Rachel-Flore Pardo | Tout à fait. C’est précisément parce qu’il n’est pas menacé aujourd’hui que notre génération a cette responsabilité de le sanctuariser en l’inscrivant dans la Constitution française. Quand il sera menacé, il sera trop tard.

Karen Noblinski | Je voudrais terminer en insistant sur un point. Il faut protéger aujourd’hui en France bien sûr l’exercice de ce droit, mais aussi sa mise en œuvre. Il faut que, de façon homogène sur le territoire, les femmes, quel que soit l’endroit où elles vivent, les informations qu’elles ont reçues, aient connaissance du délai de quatorze semaines qu’elles ont pour recourir, qu’elles aient connaissance des points de planning familiaux, qu’elles puissent savoir vers quel médecin se tourner parce que, parfois, ce délai est dépassé et ça force certaines femmes à aller à l’étranger et parfois même à se retrouver dans des situations où l’avortement se fera clandestinement.

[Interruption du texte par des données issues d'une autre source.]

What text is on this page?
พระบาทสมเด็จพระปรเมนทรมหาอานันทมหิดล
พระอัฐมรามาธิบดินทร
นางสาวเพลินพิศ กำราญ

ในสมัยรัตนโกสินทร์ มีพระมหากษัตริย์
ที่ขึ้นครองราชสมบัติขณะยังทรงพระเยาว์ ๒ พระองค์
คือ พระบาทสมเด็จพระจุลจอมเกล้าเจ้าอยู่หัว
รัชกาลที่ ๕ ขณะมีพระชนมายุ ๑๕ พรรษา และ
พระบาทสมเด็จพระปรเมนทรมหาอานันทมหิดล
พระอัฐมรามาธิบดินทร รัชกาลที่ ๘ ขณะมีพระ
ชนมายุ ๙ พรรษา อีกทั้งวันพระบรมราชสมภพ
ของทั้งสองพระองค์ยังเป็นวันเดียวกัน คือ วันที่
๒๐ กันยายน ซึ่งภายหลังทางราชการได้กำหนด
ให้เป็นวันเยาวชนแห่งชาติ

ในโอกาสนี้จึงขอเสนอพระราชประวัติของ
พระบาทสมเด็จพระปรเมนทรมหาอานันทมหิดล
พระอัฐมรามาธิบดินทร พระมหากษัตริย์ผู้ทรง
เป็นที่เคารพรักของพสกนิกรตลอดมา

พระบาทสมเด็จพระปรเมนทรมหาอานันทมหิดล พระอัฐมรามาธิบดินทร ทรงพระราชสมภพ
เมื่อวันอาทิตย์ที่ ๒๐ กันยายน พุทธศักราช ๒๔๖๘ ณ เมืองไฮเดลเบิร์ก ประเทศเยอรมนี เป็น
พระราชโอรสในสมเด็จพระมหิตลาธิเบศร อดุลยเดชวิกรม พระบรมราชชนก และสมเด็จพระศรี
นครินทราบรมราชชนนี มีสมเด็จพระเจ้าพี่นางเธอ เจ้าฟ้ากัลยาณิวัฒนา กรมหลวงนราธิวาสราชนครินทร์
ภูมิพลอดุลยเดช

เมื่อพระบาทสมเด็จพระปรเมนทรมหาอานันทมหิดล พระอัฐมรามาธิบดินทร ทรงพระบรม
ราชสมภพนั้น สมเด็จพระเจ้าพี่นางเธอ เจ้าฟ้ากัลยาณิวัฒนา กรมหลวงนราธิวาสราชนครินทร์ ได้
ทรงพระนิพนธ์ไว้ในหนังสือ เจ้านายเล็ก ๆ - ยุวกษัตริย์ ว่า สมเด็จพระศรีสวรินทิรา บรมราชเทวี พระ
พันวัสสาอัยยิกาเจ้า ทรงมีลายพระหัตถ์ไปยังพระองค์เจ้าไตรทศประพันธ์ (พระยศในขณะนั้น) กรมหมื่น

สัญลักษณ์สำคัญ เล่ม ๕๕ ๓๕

Interdire le droit à l’avortement ne limitera jamais véritablement le recours à l’IVG. Les femmes ont un droit sur leur corps et si ça doit être fait clandestinement, certaines femmes vont y recourir quand même. C’est ce qui met en péril leur santé mentale et physique. C’est pourquoi il faut insister sur cette prévention et cette sensibilisation pour qu’elles aient en main la connaissance de leurs droits et de la façon dont elles pourront les mettre en avant.